Rakhigarhi is the biggest Saraswati-Sindhu civilisation (SSC) site spread over 550 hectares, about double in size than the Mohenjo Daro site, which was considered the biggest site till now. The oldest SSC site found till now also lies in Haryana – Bhirana village in Fatehabad district, which has been dated to 7570-6200 BCE.

As reported earlier, archaeologists at Rakhigarhi have found evidence of massive manufacturing and trade activities in this town, which revealed the economic organisation and the foreign links of people here.
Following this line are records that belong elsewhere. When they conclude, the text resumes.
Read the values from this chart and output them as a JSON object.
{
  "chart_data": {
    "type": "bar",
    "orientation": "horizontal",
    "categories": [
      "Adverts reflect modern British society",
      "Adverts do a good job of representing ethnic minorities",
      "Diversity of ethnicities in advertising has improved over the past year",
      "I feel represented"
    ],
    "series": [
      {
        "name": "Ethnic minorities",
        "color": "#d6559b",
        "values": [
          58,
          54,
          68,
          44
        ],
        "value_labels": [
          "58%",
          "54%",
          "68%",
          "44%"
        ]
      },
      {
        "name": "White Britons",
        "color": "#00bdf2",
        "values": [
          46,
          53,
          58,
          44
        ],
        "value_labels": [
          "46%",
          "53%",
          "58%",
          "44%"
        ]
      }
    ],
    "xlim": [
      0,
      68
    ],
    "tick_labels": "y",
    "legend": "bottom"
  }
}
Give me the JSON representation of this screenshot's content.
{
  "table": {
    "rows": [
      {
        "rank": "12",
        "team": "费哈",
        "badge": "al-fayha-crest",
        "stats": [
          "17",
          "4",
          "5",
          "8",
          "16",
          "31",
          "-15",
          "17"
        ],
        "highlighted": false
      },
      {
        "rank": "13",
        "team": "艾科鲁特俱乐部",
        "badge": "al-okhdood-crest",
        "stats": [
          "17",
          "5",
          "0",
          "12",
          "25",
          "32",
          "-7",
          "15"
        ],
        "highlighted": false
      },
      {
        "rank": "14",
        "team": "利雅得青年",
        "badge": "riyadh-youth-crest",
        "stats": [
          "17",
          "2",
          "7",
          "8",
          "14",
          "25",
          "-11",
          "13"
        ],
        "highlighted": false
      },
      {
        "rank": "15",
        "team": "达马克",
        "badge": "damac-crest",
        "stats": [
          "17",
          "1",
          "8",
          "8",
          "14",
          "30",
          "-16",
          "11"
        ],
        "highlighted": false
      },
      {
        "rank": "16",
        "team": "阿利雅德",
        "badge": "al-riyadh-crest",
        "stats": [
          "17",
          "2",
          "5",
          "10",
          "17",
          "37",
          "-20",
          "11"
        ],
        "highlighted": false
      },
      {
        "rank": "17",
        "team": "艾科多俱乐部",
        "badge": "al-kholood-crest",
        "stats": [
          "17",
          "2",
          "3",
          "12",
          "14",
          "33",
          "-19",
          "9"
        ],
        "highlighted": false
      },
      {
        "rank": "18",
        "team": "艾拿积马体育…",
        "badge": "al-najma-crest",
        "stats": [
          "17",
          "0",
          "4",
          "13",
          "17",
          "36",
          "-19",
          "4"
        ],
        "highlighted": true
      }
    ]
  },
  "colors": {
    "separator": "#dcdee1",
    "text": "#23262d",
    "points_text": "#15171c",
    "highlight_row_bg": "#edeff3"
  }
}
They had trade links with people in Rajasthan, Gujarat, Baluchistan and even Afghanistan.

Interestingly, just recently ASI unearthed remains of chariots dating 2000BCE in Sanauli, near Delhi, showing presence of a sophisticated warrior class in the Bronze Age. This further strengthens the argument that chariots were not something brought by ‘invading Aryans’ around 1800-1500 BCE as AIT-proponents insist, but existed well before that in Bharat.

Not just Saraswati-Sindhu, similar civilizational discoveries along Ganga & in Odisha

Last year, artefacts of a 4,000 year old civilisation from the Copper Age were found in Odisha. In 2016, a detailed study conducted by IIT-Kharagpur found that Varanasi has been a continuous human settlement since over 6000 years ago.

These two tweets put all these recent discoveries in perspective –

It is indeed high-time that the outdated and scientifically untenable Aryan Invasion Theory (AIT), first postulated by racist Indologists like Max Mueller and which is still taught in schools and colleges, is junked and our children are taught an undistorted version of history.